Die Großmächte opfern das Klima dem Profit

Von Dietmar Henning
19. Dezember 2009


Unter Wissenschaftlern aller Welt ist unbestritten, dass dem von Menschen verursachten Klimawandel so schnell wie möglich Einhalt geboten werden muss, um eine Katastrophe zu verhindern. Die Lebensbedingungen von Milliarden Menschen sind durch den steigenden Meeresspiegel, durch Stürme, Dürren und Ernteausfälle bedroht.

Dennoch konnten sich die Vertreter von 193 Staaten auf der gestern zu Ende gegangenen Welt-Klimakonferenz in Kopenhagen nicht auf angemessene und effektive Schritte zur globalen Reduzierung des Treibhausgases Kohlendioxid (CO2) einigen. Die Anwesenheit von rund hundert Regierungschefs während der letzten zwei Tage - darunter US-Präsident Barack Obama, der chinesische Regierungschef Wen Jiabao, die deutsche Kanzlerin Angela Merkel, der britische Premier Gordon Brown sowie der französische Präsident Nikolas Sarkozy - half da wenig. Die gegensätzlichen Interessen der größten Wirtschaftsblöcke - USA, China, EU - haben eine Einigung, die so auch genannt werden darf, verhindert.

Als dieser Artikel geschrieben wurde, feilschten die Gipfelteilnehmer immer noch um ein Abschlussdokument. Das Treffen war zu diesem Zweck in die Nacht hinein verlängert worden. Dem Spiegel lag der Entwurf eines Zwölf-Punkte-Papiers vor, auf dessen Grundlage ein Minimalkonsens möglich erschien, das aber noch nicht beschlossen war.

Es enthält Verpflichtungserklärungen, die keine rechtliche Bindung haben und zu denen sich die meisten Konferenzteilnehmer auch schon zu früheren Zeitpunkten bekannt hatten, ohne dass dies praktische Folgen hatte. So bekennt sich das Papier dazu, die Erderwärmung unter zwei Grad zu halten. Für das Jahr wird eine Senkung des weltweiten CO2-Austosses um 50 Prozent angepeilt.

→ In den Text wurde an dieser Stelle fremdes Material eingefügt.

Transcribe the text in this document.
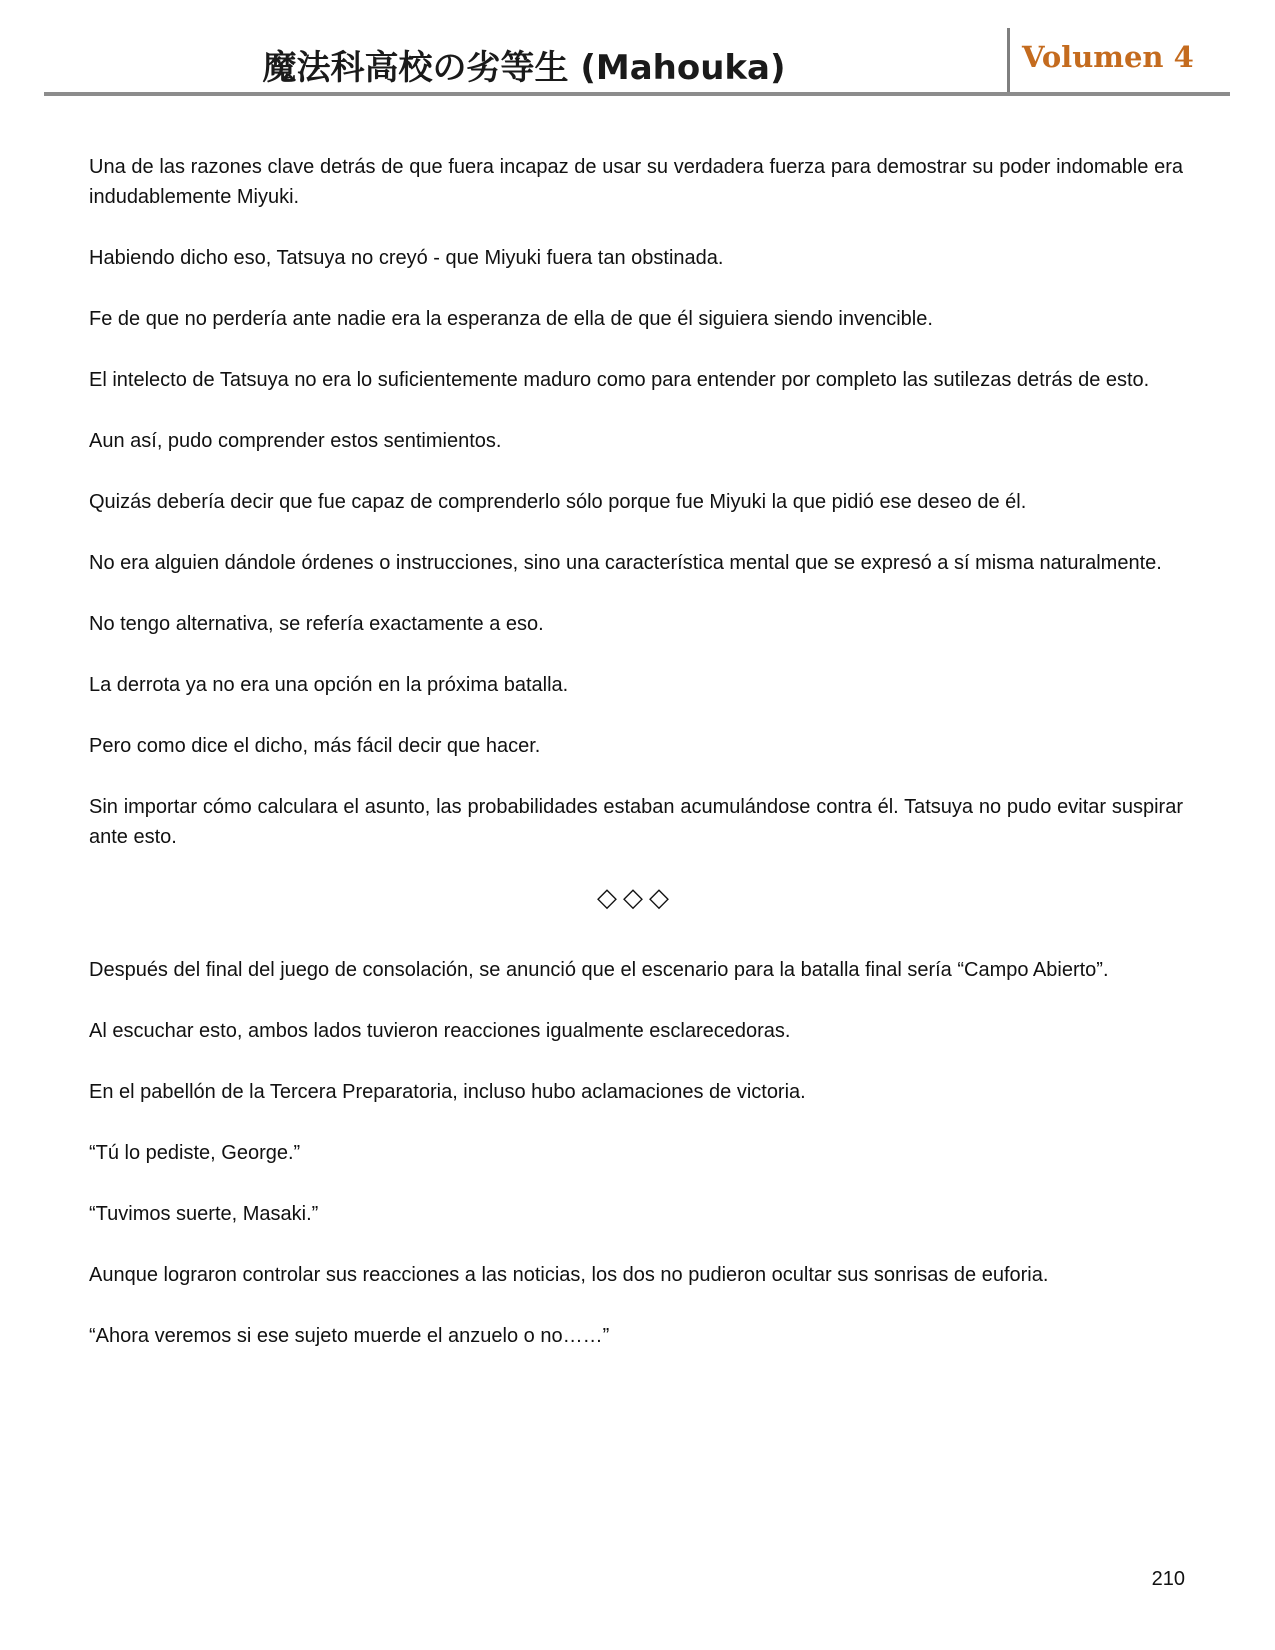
魔法科高校の劣等生 (Mahouka)	Volumen 4

Una de las razones clave detrás de que fuera incapaz de usar su verdadera fuerza para demostrar su poder indomable era indudablemente Miyuki.

Habiendo dicho eso, Tatsuya no creyó - que Miyuki fuera tan obstinada.

Fe de que no perdería ante nadie era la esperanza de ella de que él siguiera siendo invencible.

El intelecto de Tatsuya no era lo suficientemente maduro como para entender por completo las sutilezas detrás de esto.

Aun así, pudo comprender estos sentimientos.

Quizás debería decir que fue capaz de comprenderlo sólo porque fue Miyuki la que pidió ese deseo de él.

No era alguien dándole órdenes o instrucciones, sino una característica mental que se expresó a sí misma naturalmente.

No tengo alternativa, se refería exactamente a eso.

La derrota ya no era una opción en la próxima batalla.

Pero como dice el dicho, más fácil decir que hacer.

Sin importar cómo calculara el asunto, las probabilidades estaban acumulándose contra él. Tatsuya no pudo evitar suspirar ante esto.

◇◇◇

Después del final del juego de consolación, se anunció que el escenario para la batalla final sería “Campo Abierto”.

Al escuchar esto, ambos lados tuvieron reacciones igualmente esclarecedoras.

En el pabellón de la Tercera Preparatoria, incluso hubo aclamaciones de victoria.

“Tú lo pediste, George.”

“Tuvimos suerte, Masaki.”

Aunque lograron controlar sus reacciones a las noticias, los dos no pudieron ocultar sus sonrisas de euforia.

“Ahora veremos si ese sujeto muerde el anzuelo o no……”

210
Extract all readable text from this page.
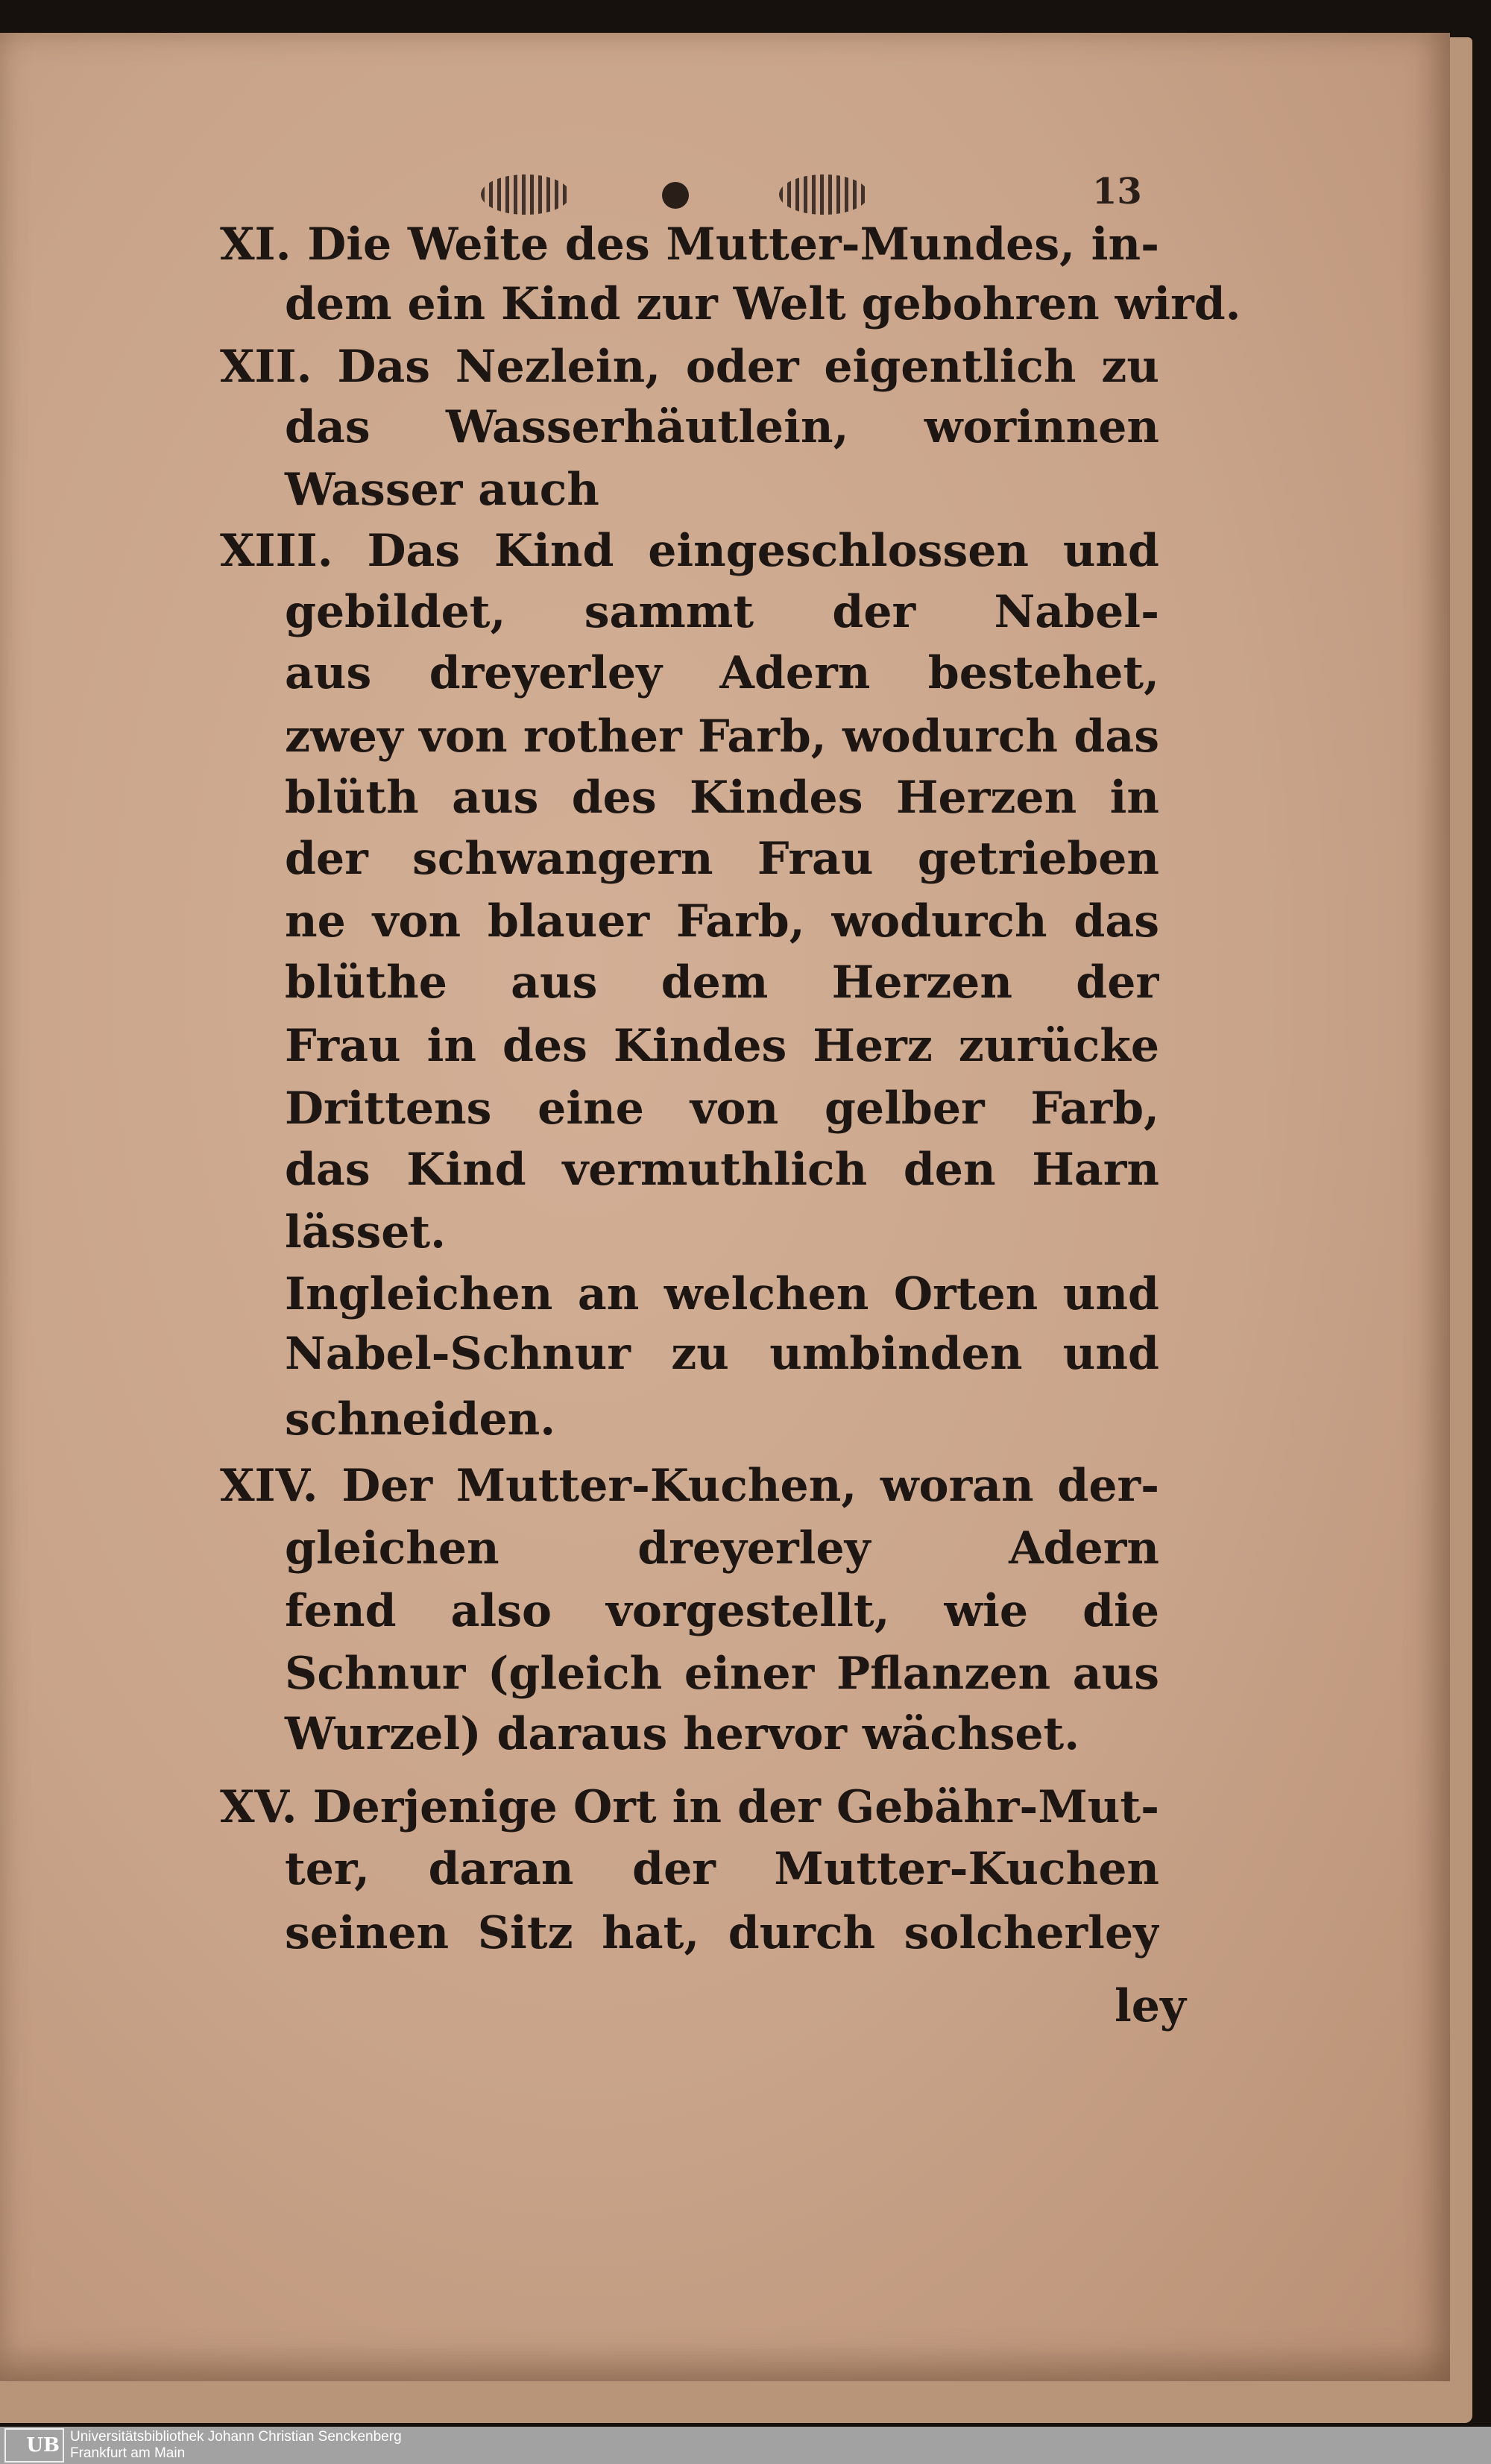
13
XI. Die Weite des Mutter-Mundes, in-
dem ein Kind zur Welt gebohren wird.
XII. Das Nezlein, oder eigentlich zu
das Wasserhäutlein, worinnen
Wasser auch
XIII. Das Kind eingeschlossen und
gebildet, sammt der Nabel-
aus dreyerley Adern bestehet,
zwey von rother Farb, wodurch das
blüth aus des Kindes Herzen in
der schwangern Frau getrieben
ne von blauer Farb, wodurch das
blüthe aus dem Herzen der
Frau in des Kindes Herz zurücke
Drittens eine von gelber Farb,
das Kind vermuthlich den Harn
lässet.
Ingleichen an welchen Orten und
Nabel-Schnur zu umbinden und
schneiden.
XIV. Der Mutter-Kuchen, woran der-
gleichen dreyerley Adern
fend also vorgestellt, wie die
Schnur (gleich einer Pflanzen aus
Wurzel) daraus hervor wächset.
XV. Derjenige Ort in der Gebähr-Mut-
ter, daran der Mutter-Kuchen
seinen Sitz hat, durch solcherley
ley
UB Universitätsbibliothek Johann Christian Senckenberg
Frankfurt am Main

Für das Jahr 2020, das vom Standpunkt des praktischen Handelns sehr viel wichtiger wäre, enthielt der dem Spiegel vorliegende Entwurf dagegen keine Zahl.

Auch zu den von den Entwicklungsländern geforderten Hilfszahlungen legte das Papier zwar ein allgemeines Bekenntnis ab, nannte aber keine konkreten Zahlen und schon gar keinen Schlüssel, wie diese Zahlungen unter den Geberländern aufgeteilt werden. Juristisch bindend sind solche Absichtserklärungen ohnehin nicht. Ein juristisch bindender Vertrag soll frühestens in sechs Monaten, wahrscheinlicher aber erst bis zum nächsten Gipfel in einem Jahr in Mexiko ausgehandelt werden. Dass er je zustande kommt, darf nach den heftigen Meinungsverschiedenheiten in Kopenhagen mehr als bezweifelt werden.

Dies ist das absolut unzureichende Ergebnis von zwei Wochen heftiger Auseinandersetzungen in Kopenhagen, in denen weniger über das Weltklima und die Umwelt als über strategische Interessen, Handelskonflikte, Wettbewerbsbedingungen und Wirtschaftssanktionen gestritten wurde.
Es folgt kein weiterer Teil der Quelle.